Vitiligo
Created: 09.01.2025
Updated 09.01.2025
Approved by: Consultant Dermatologist, Dr James Denny
What is Vitiligo?
Vitiligo is a skin disorder in which white patches of skin appear on different parts of the body. This happens because the cells that produce melanin, which is responsible for skin, eye, and hair colour, die or stop functioning.
Why do you get Vitiligo?
Vitiligo usually occurs in early adulthood and affects men and women equally often. It is often found in families and is probably an autoimmune disease and possibly related to other types of autoimmune diseases such as lupus. The cause is a loss of melanocytes, the cells that contain the dye melanin and make your skin darker when you sunbathe.
What are the treatments?
Light treatment (phototherapy) has been shown to delay the spread of vitiligo and topical treatment of the skin with immunosuppressive creams or steroids may confer some benefit.
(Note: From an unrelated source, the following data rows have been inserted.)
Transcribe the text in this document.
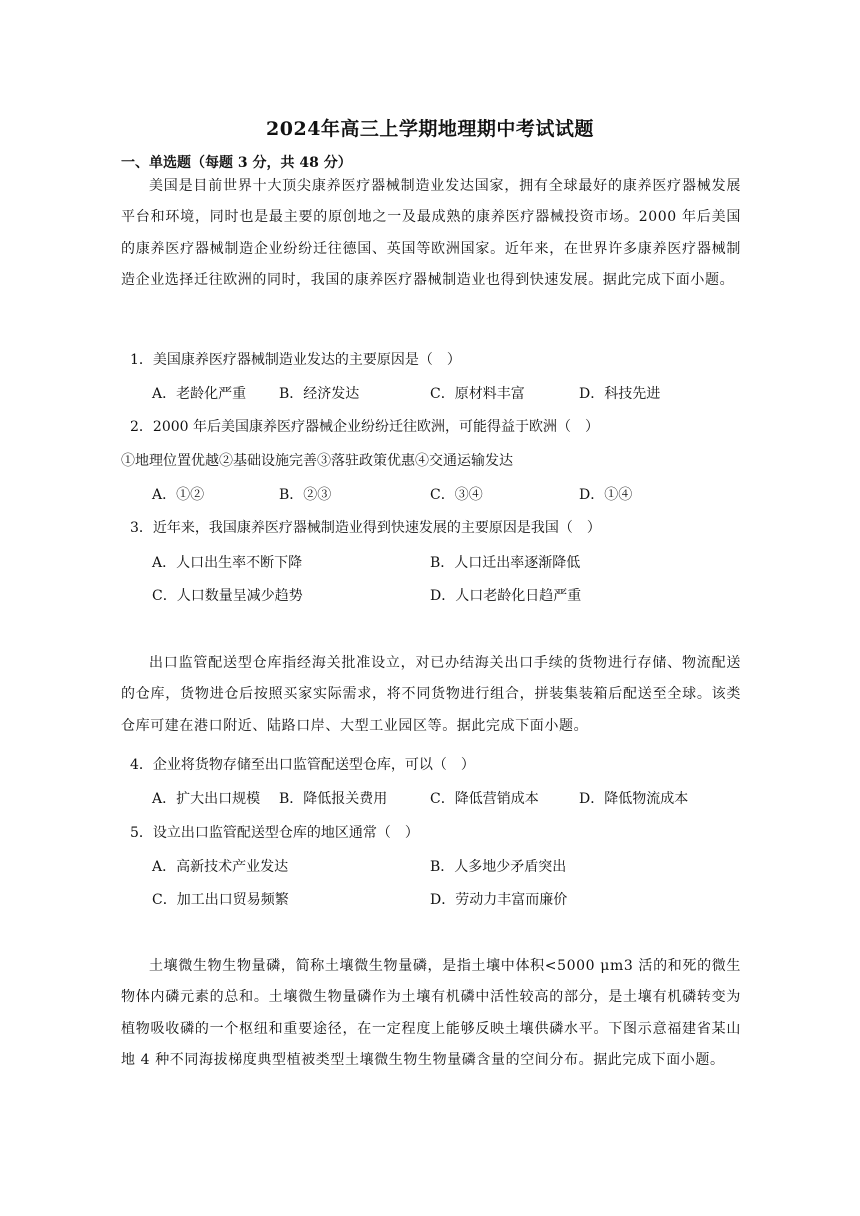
2024年高三上学期地理期中考试试题
一、单选题（每题 3 分，共 48 分）

美国是目前世界十大顶尖康养医疗器械制造业发达国家，拥有全球最好的康养医疗器械发展平台和环境，同时也是最主要的原创地之一及最成熟的康养医疗器械投资市场。2000 年后美国的康养医疗器械制造企业纷纷迁往德国、英国等欧洲国家。近年来，在世界许多康养医疗器械制造企业选择迁往欧洲的同时，我国的康养医疗器械制造业也得到快速发展。据此完成下面小题。

1．美国康养医疗器械制造业发达的主要原因是（　）
A．老龄化严重 B．经济发达	C．原材料丰富	D．科技先进
2．2000 年后美国康养医疗器械企业纷纷迁往欧洲，可能得益于欧洲（　）
①地理位置优越②基础设施完善③落驻政策优惠④交通运输发达
A．①②	B．②③	C．③④	D．①④
3．近年来，我国康养医疗器械制造业得到快速发展的主要原因是我国（　）
A．人口出生率不断下降	B．人口迁出率逐渐降低
C．人口数量呈减少趋势	D．人口老龄化日趋严重

出口监管配送型仓库指经海关批准设立，对已办结海关出口手续的货物进行存储、物流配送的仓库，货物进仓后按照买家实际需求，将不同货物进行组合，拼装集装箱后配送至全球。该类仓库可建在港口附近、陆路口岸、大型工业园区等。据此完成下面小题。

4．企业将货物存储至出口监管配送型仓库，可以（　）
A．扩大出口规模 B．降低报关费用	C．降低营销成本	D．降低物流成本
5．设立出口监管配送型仓库的地区通常（　）
A．高新技术产业发达	B．人多地少矛盾突出
C．加工出口贸易频繁	D．劳动力丰富而廉价

土壤微生物生物量磷，简称土壤微生物量磷，是指土壤中体积<5000 μm3 活的和死的微生物体内磷元素的总和。土壤微生物量磷作为土壤有机磷中活性较高的部分，是土壤有机磷转变为植物吸收磷的一个枢纽和重要途径，在一定程度上能够反映土壤供磷水平。下图示意福建省某山地 4 种不同海拔梯度典型植被类型土壤微生物生物量磷含量的空间分布。据此完成下面小题。
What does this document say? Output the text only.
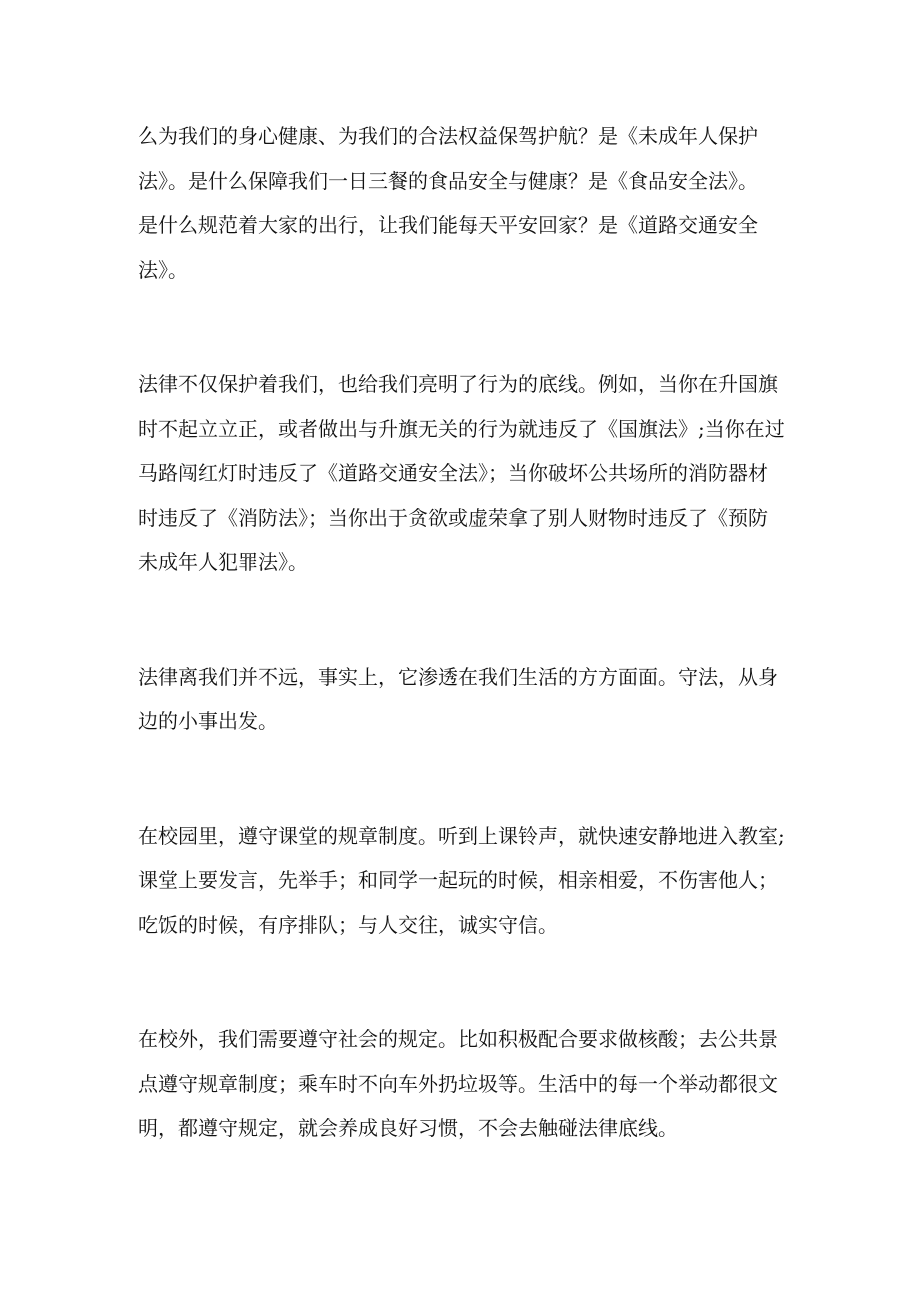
么为我们的身心健康、为我们的合法权益保驾护航？是《未成年人保护
法》。是什么保障我们一日三餐的食品安全与健康？是《食品安全法》。
是什么规范着大家的出行，让我们能每天平安回家？是《道路交通安全
法》。

法律不仅保护着我们，也给我们亮明了行为的底线。例如，当你在升国旗
时不起立立正，或者做出与升旗无关的行为就违反了《国旗法》;当你在过
马路闯红灯时违反了《道路交通安全法》；当你破坏公共场所的消防器材
时违反了《消防法》；当你出于贪欲或虚荣拿了别人财物时违反了《预防
未成年人犯罪法》。

法律离我们并不远，事实上，它渗透在我们生活的方方面面。守法，从身
边的小事出发。

在校园里，遵守课堂的规章制度。听到上课铃声，就快速安静地进入教室;
课堂上要发言，先举手；和同学一起玩的时候，相亲相爱，不伤害他人；
吃饭的时候，有序排队；与人交往，诚实守信。

在校外，我们需要遵守社会的规定。比如积极配合要求做核酸；去公共景
点遵守规章制度；乘车时不向车外扔垃圾等。生活中的每一个举动都很文
明，都遵守规定，就会养成良好习惯，不会去触碰法律底线。
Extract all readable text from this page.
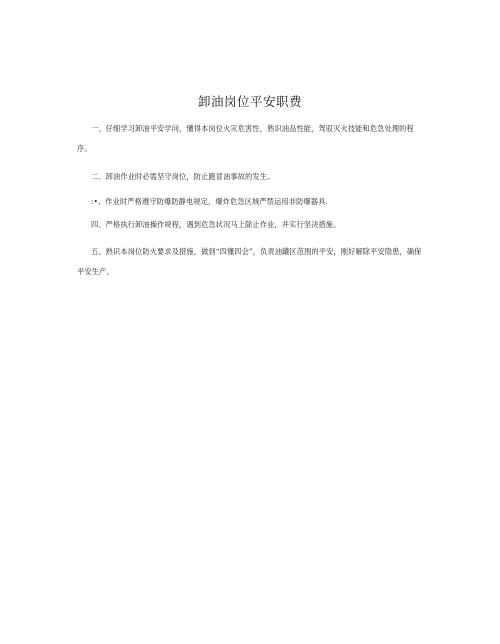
卸油岗位平安职费

一、仔细学习卸油平安学问，懂得本岗位火灾危害性，熟识油品性能，驾驭灭火技能和危急处理的程序。

二、卸油作业时必需坚守岗位，防止跑冒油事故的发生。

:•、作业时严格遵守防爆防静电规定，爆炸危急区域严禁运用非防爆器具.

四、严格执行卸油操作规程，遇到危急状况马上除止作业，并实行坚决措施。

五、熟识本岗位防火要求及措施，做到“四懂四会”，负责油罐区范围的平安，刚好解除平安隐患，确保平安生产。
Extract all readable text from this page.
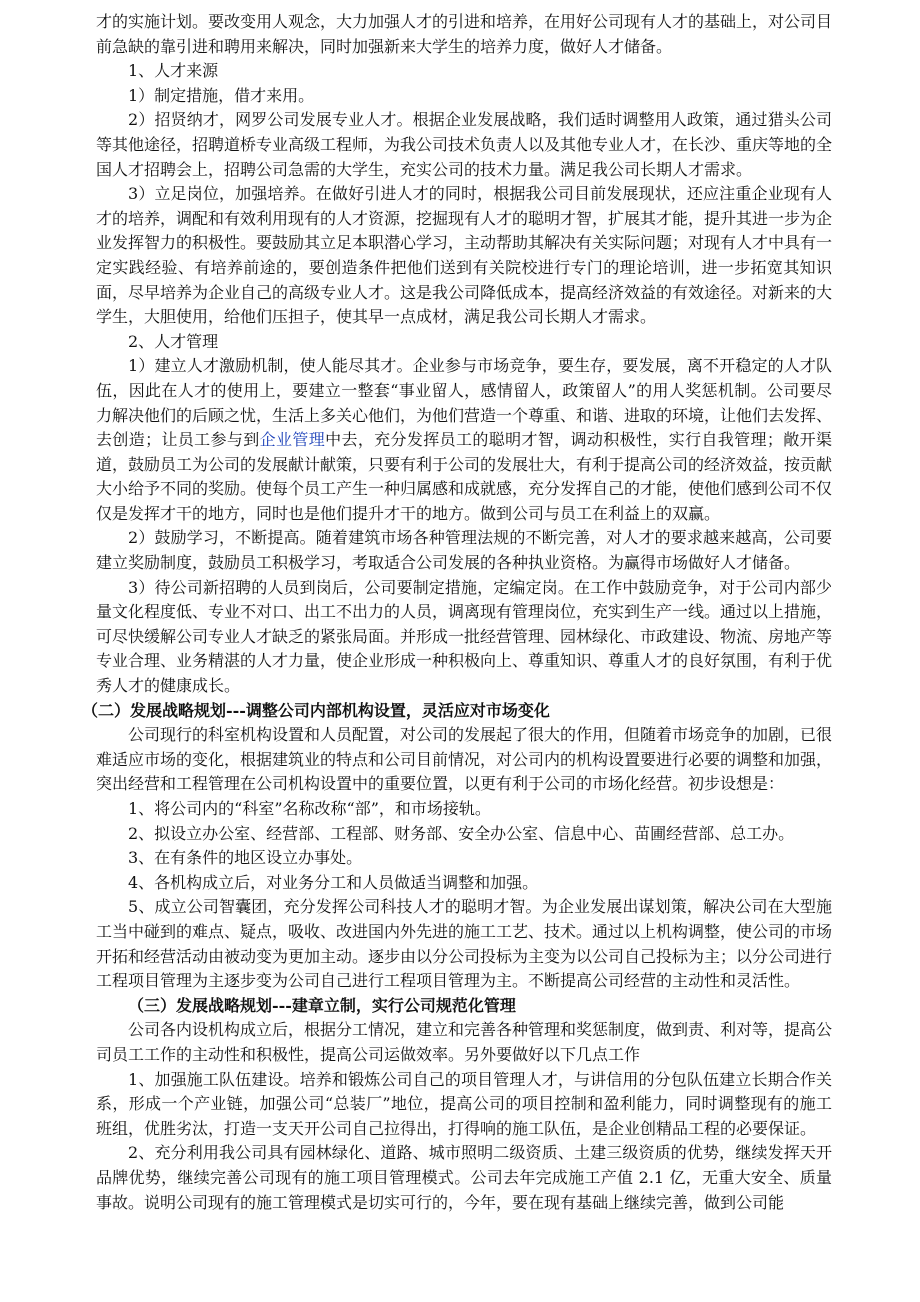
才的实施计划。要改变用人观念，大力加强人才的引进和培养，在用好公司现有人才的基础上，对公司目前急缺的靠引进和聘用来解决，同时加强新来大学生的培养力度，做好人才储备。

1、人才来源

1）制定措施，借才来用。

2）招贤纳才，网罗公司发展专业人才。根据企业发展战略，我们适时调整用人政策，通过猎头公司等其他途径，招聘道桥专业高级工程师，为我公司技术负责人以及其他专业人才，在长沙、重庆等地的全国人才招聘会上，招聘公司急需的大学生，充实公司的技术力量。满足我公司长期人才需求。

3）立足岗位，加强培养。在做好引进人才的同时，根据我公司目前发展现状，还应注重企业现有人才的培养，调配和有效利用现有的人才资源，挖掘现有人才的聪明才智，扩展其才能，提升其进一步为企业发挥智力的积极性。要鼓励其立足本职潜心学习，主动帮助其解决有关实际问题；对现有人才中具有一定实践经验、有培养前途的，要创造条件把他们送到有关院校进行专门的理论培训，进一步拓宽其知识面，尽早培养为企业自己的高级专业人才。这是我公司降低成本，提高经济效益的有效途径。对新来的大学生，大胆使用，给他们压担子，使其早一点成材，满足我公司长期人才需求。

2、人才管理

1）建立人才激励机制，使人能尽其才。企业参与市场竞争，要生存，要发展，离不开稳定的人才队伍，因此在人才的使用上，要建立一整套“事业留人，感情留人，政策留人”的用人奖惩机制。公司要尽力解决他们的后顾之忧，生活上多关心他们，为他们营造一个尊重、和谐、进取的环境，让他们去发挥、去创造；让员工参与到企业管理中去，充分发挥员工的聪明才智，调动积极性，实行自我管理；敞开渠道，鼓励员工为公司的发展献计献策，只要有利于公司的发展壮大，有利于提高公司的经济效益，按贡献大小给予不同的奖励。使每个员工产生一种归属感和成就感，充分发挥自己的才能，使他们感到公司不仅仅是发挥才干的地方，同时也是他们提升才干的地方。做到公司与员工在利益上的双赢。

2）鼓励学习，不断提高。随着建筑市场各种管理法规的不断完善，对人才的要求越来越高，公司要建立奖励制度，鼓励员工积极学习，考取适合公司发展的各种执业资格。为赢得市场做好人才储备。

3）待公司新招聘的人员到岗后，公司要制定措施，定编定岗。在工作中鼓励竞争，对于公司内部少量文化程度低、专业不对口、出工不出力的人员，调离现有管理岗位，充实到生产一线。通过以上措施，可尽快缓解公司专业人才缺乏的紧张局面。并形成一批经营管理、园林绿化、市政建设、物流、房地产等专业合理、业务精湛的人才力量，使企业形成一种积极向上、尊重知识、尊重人才的良好氛围，有利于优秀人才的健康成长。

（二）发展战略规划---调整公司内部机构设置，灵活应对市场变化

公司现行的科室机构设置和人员配置，对公司的发展起了很大的作用，但随着市场竞争的加剧，已很难适应市场的变化，根据建筑业的特点和公司目前情况，对公司内的机构设置要进行必要的调整和加强，突出经营和工程管理在公司机构设置中的重要位置，以更有利于公司的市场化经营。初步设想是：

1、将公司内的“科室”名称改称“部”，和市场接轨。

2、拟设立办公室、经营部、工程部、财务部、安全办公室、信息中心、苗圃经营部、总工办。

3、在有条件的地区设立办事处。

4、各机构成立后，对业务分工和人员做适当调整和加强。

5、成立公司智囊团，充分发挥公司科技人才的聪明才智。为企业发展出谋划策，解决公司在大型施工当中碰到的难点、疑点，吸收、改进国内外先进的施工工艺、技术。通过以上机构调整，使公司的市场开拓和经营活动由被动变为更加主动。逐步由以分公司投标为主变为以公司自己投标为主；以分公司进行工程项目管理为主逐步变为公司自己进行工程项目管理为主。不断提高公司经营的主动性和灵活性。

（三）发展战略规划---建章立制，实行公司规范化管理

公司各内设机构成立后，根据分工情况，建立和完善各种管理和奖惩制度，做到责、利对等，提高公司员工工作的主动性和积极性，提高公司运做效率。另外要做好以下几点工作

1、加强施工队伍建设。培养和锻炼公司自己的项目管理人才，与讲信用的分包队伍建立长期合作关系，形成一个产业链，加强公司“总装厂”地位，提高公司的项目控制和盈利能力，同时调整现有的施工班组，优胜劣汰，打造一支天开公司自己拉得出，打得响的施工队伍，是企业创精品工程的必要保证。

2、充分利用我公司具有园林绿化、道路、城市照明二级资质、土建三级资质的优势，继续发挥天开品牌优势，继续完善公司现有的施工项目管理模式。公司去年完成施工产值 2.1 亿，无重大安全、质量事故。说明公司现有的施工管理模式是切实可行的，今年，要在现有基础上继续完善，做到公司能
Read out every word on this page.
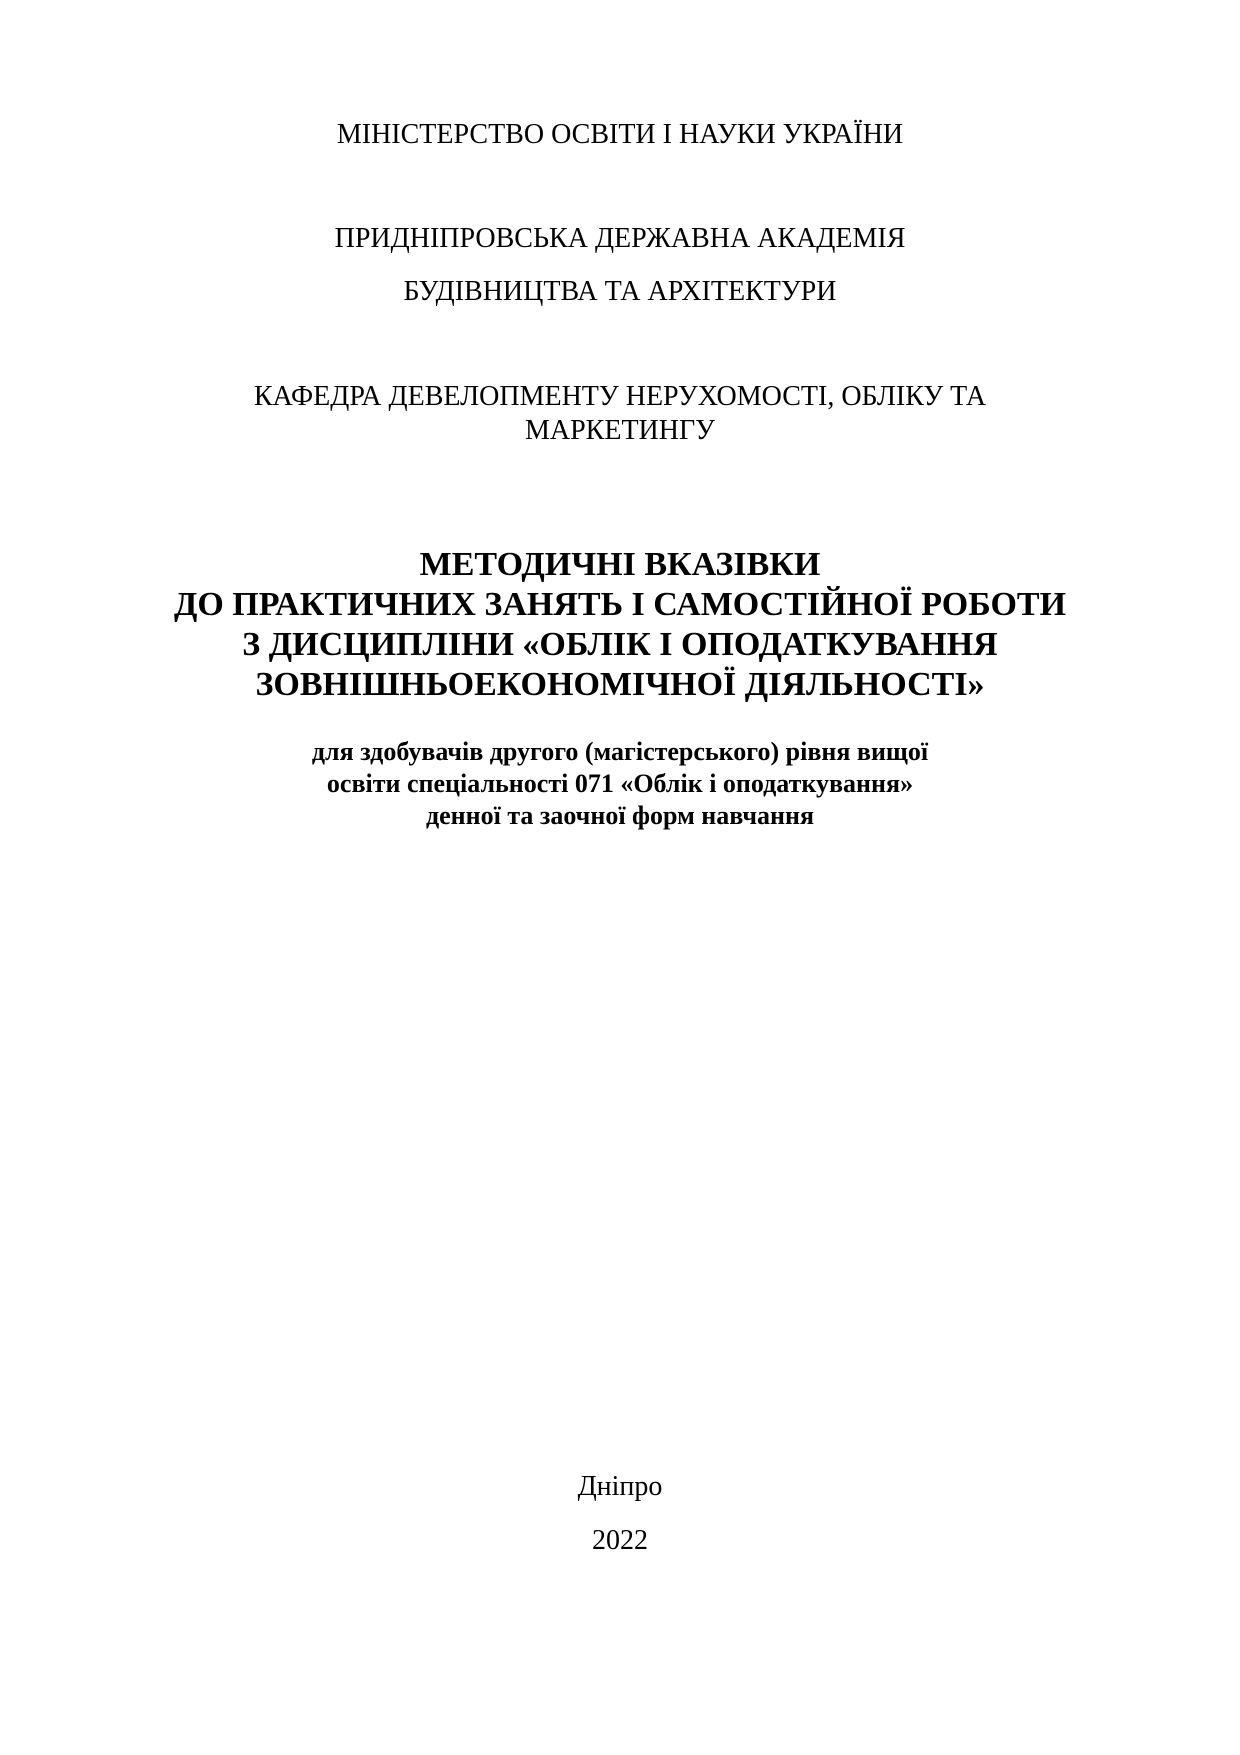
МІНІСТЕРСТВО ОСВІТИ І НАУКИ УКРАЇНИ
ПРИДНІПРОВСЬКА ДЕРЖАВНА АКАДЕМІЯ
БУДІВНИЦТВА ТА АРХІТЕКТУРИ
КАФЕДРА ДЕВЕЛОПМЕНТУ НЕРУХОМОСТІ, ОБЛІКУ ТА
МАРКЕТИНГУ
МЕТОДИЧНІ ВКАЗІВКИ
ДО ПРАКТИЧНИХ ЗАНЯТЬ І САМОСТІЙНОЇ РОБОТИ
З ДИСЦИПЛІНИ «ОБЛІК І ОПОДАТКУВАННЯ
ЗОВНІШНЬОЕКОНОМІЧНОЇ ДІЯЛЬНОСТІ»
для здобувачів другого (магістерського) рівня вищої
освіти спеціальності 071 «Облік і оподаткування»
денної та заочної форм навчання
Дніпро
2022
Ruxolitinib (Opzelura) is a new topical biologic therapy called a JAK inhibitor which is arriving in the UK any day now and will be available to you as soon as it does. How beneficial this will be is not clear.
Most people who get vitiligo try to avoid the sun because they do not want a tan that makes the white areas clearer. This may not make a significant difference for people with darker skin, for obvious reasons.
Aside from the this, cosmetic camouflage is also a mainstay option.
What is the prognosis?
Vitiligo that occurs locally on a small area of the body is most often self-limiting. In most cases, it stabilises quickly and does not spread further.
Vitiligo on larger parts of the body, on the other hand, can continue to develop over several years before it stabilises, but can then begin to spread again. Vitiligo that affects the entire skin is extremely rare.